ABBAcadabra is a French children's musical based on songs from the pop group ABBA. It was originally produced for French television in 1983 by Alain and Daniel Boublil, but which was later also transferred to an English stage version and two other television programs. The story was not always the same as the selection of the chosen songs varied by productions.

Productions

Original French production
The French television production consisted of 12 ABBA songs with new French lyrics by Alain & Daniel Boublil, and the story was based on classic fairy tales like Sleeping Beauty, Cinderella, Pinocchio, Snow White and others. The cast was made up of children and well known French singers like Fabienne Thibeault, Daniel Balavoine, Plastic Bertrand, Maurice Barrier, Daniel Boublil (as 'Daniel Beaufixe'), Francoise Pourcel (as Marie Framboise), Catherine Ferry, Stéphane Le Navelan, Stéphane Boublil (son of Alain), Clémentine Autain and Emmanuelle Pailly. Anni-Frid Lyngstad, also known as "Frida", from ABBA was invited to play the part of "Belle au bois dormant" (Sleeping Beauty), and recorded the song "Belle" (a cover of ABBA's 1976 instrumental track "Arrival") as a duet with Daniel Balavoine.

Abbacadabra was originally broadcast on the French TV channel TF1 over Christmas in 1983.

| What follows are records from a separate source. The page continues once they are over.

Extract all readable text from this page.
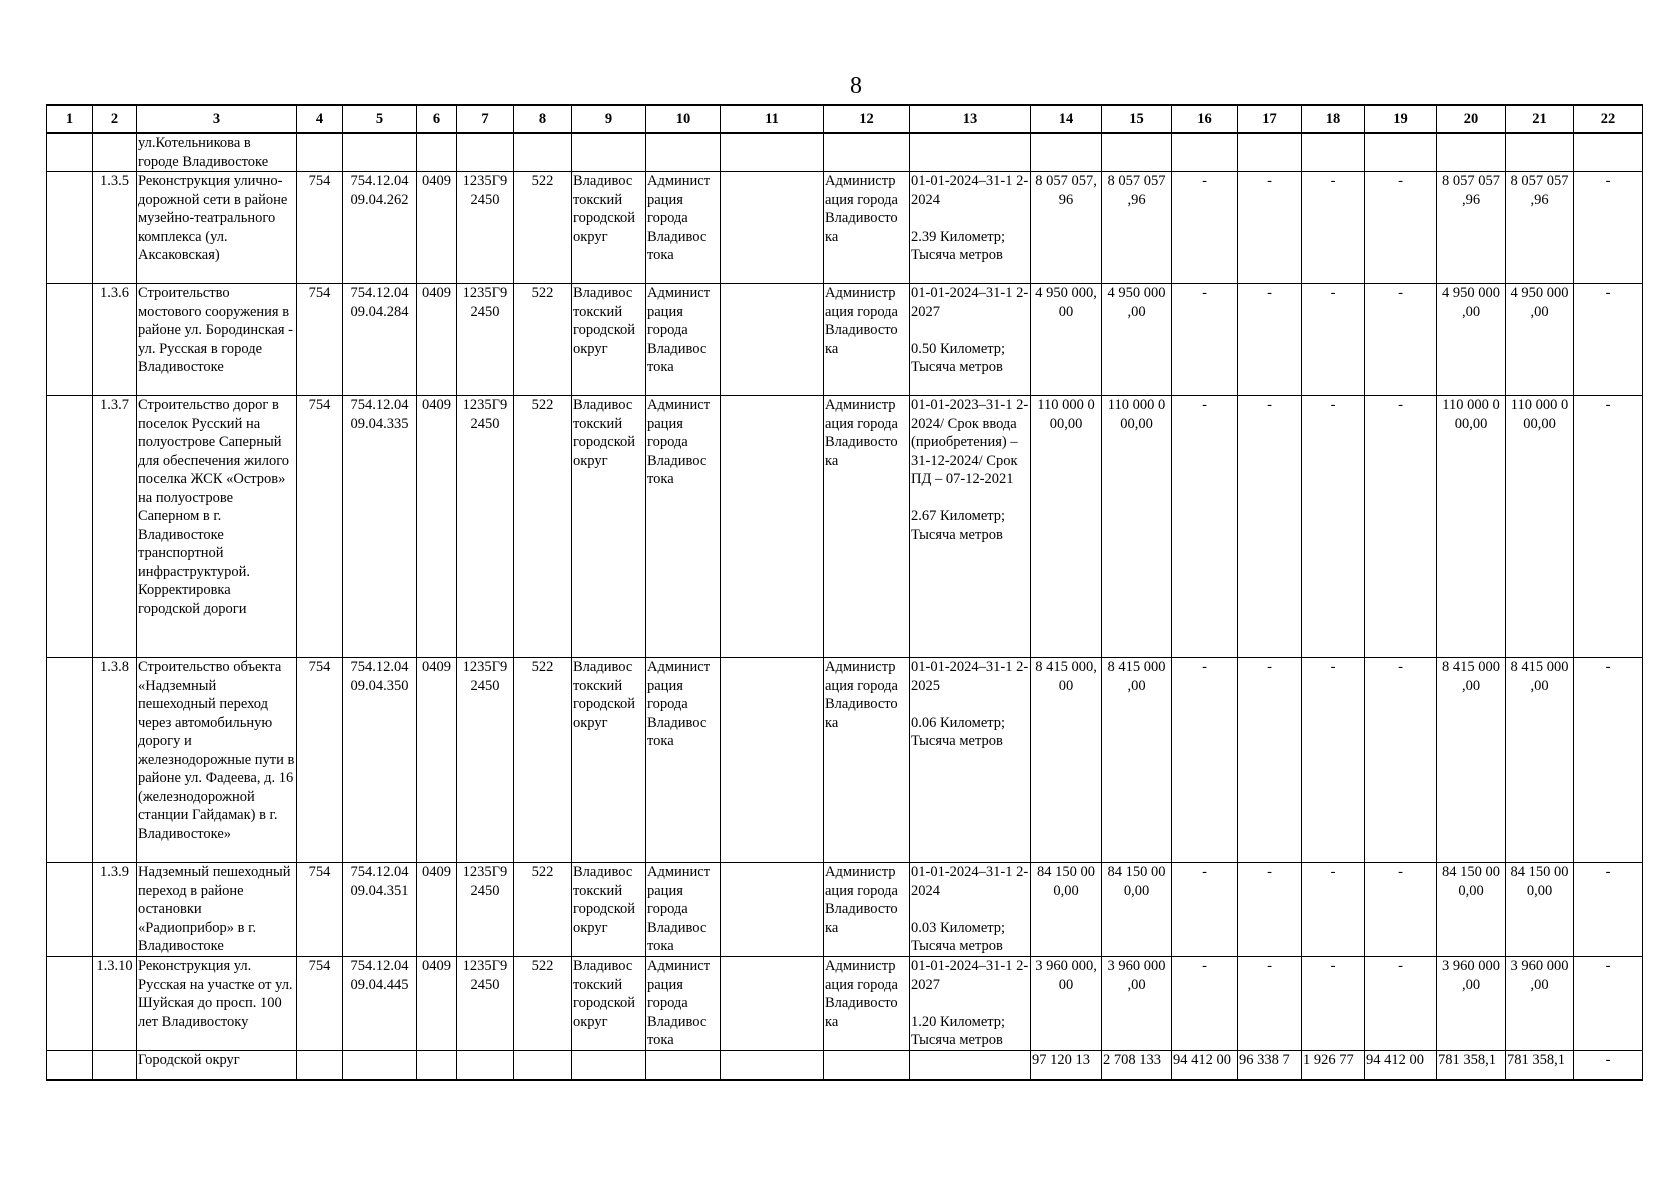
8
1	2	3	4	5	6	7	8	9	10	11	12	13	14	15	16	17	18	19	20	21	22
		ул.Котельникова в городе Владивостоке																			
	1.3.5	Реконструкция улично-дорожной сети в районе музейно-театрального комплекса (ул. Аксаковская)	754	754.12.04 09.04.262	0409	1235Г9 2450	522	Владивос токский городской округ	Админист рация города Владивос тока		Администр ация города Владивосто ка	01-01-2024–31-1 2-2024

2.39 Километр; Тысяча метров	8 057 057, 96	8 057 057 ,96	-	-	-	-	8 057 057 ,96	8 057 057 ,96	-
	1.3.6	Строительство мостового сооружения в районе ул. Бородинская - ул. Русская в городе Владивостоке	754	754.12.04 09.04.284	0409	1235Г9 2450	522	Владивос токский городской округ	Админист рация города Владивос тока		Администр ация города Владивосто ка	01-01-2024–31-1 2-2027

0.50 Километр; Тысяча метров	4 950 000, 00	4 950 000 ,00	-	-	-	-	4 950 000 ,00	4 950 000 ,00	-
	1.3.7	Строительство дорог в поселок Русский на полуострове Саперный для обеспечения жилого поселка ЖСК «Остров» на полуострове Саперном в г. Владивостоке транспортной инфраструктурой. Корректировка городской дороги	754	754.12.04 09.04.335	0409	1235Г9 2450	522	Владивос токский городской округ	Админист рация города Владивос тока		Администр ация города Владивосто ка	01-01-2023–31-1 2-2024/ Срок ввода (приобретения) – 31-12-2024/ Срок ПД – 07-12-2021

2.67 Километр; Тысяча метров	110 000 0 00,00	110 000 0 00,00	-	-	-	-	110 000 0 00,00	110 000 0 00,00	-
	1.3.8	Строительство объекта «Надземный пешеходный переход через автомобильную дорогу и железнодорожные пути в районе ул. Фадеева, д. 16 (железнодорожной станции Гайдамак) в г. Владивостоке»	754	754.12.04 09.04.350	0409	1235Г9 2450	522	Владивос токский городской округ	Админист рация города Владивос тока		Администр ация города Владивосто ка	01-01-2024–31-1 2-2025

0.06 Километр; Тысяча метров	8 415 000, 00	8 415 000 ,00	-	-	-	-	8 415 000 ,00	8 415 000 ,00	-
	1.3.9	Надземный пешеходный переход в районе остановки «Радиоприбор» в г. Владивостоке	754	754.12.04 09.04.351	0409	1235Г9 2450	522	Владивос токский городской округ	Админист рация города Владивос тока		Администр ация города Владивосто ка	01-01-2024–31-1 2-2024

0.03 Километр; Тысяча метров	84 150 00 0,00	84 150 00 0,00	-	-	-	-	84 150 00 0,00	84 150 00 0,00	-
	1.3.10	Реконструкция ул. Русская на участке от ул. Шуйская до просп. 100 лет Владивостоку	754	754.12.04 09.04.445	0409	1235Г9 2450	522	Владивос токский городской округ	Админист рация города Владивос тока		Администр ация города Владивосто ка	01-01-2024–31-1 2-2027

1.20 Километр; Тысяча метров	3 960 000, 00	3 960 000 ,00	-	-	-	-	3 960 000 ,00	3 960 000 ,00	-
		Городской округ											97 120 13	2 708 133	94 412 00	96 338 7	1 926 77	94 412 00	781 358,1	781 358,1	-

A soundtrack album, entitled ABBAcadabra: Conte musical, featuring songs and narration from the production, was produced in 1983 as well. According to liner notes on the album cover, arrangements and musical direction were provided by Raymond Donnez and production by Alain Boublil with assistance by Raymond Donnez, Daniel Boublil, and Françoise Pourcel. The album was released by WEA Filipacchi Music in France and WEA Music of Canada in Québec.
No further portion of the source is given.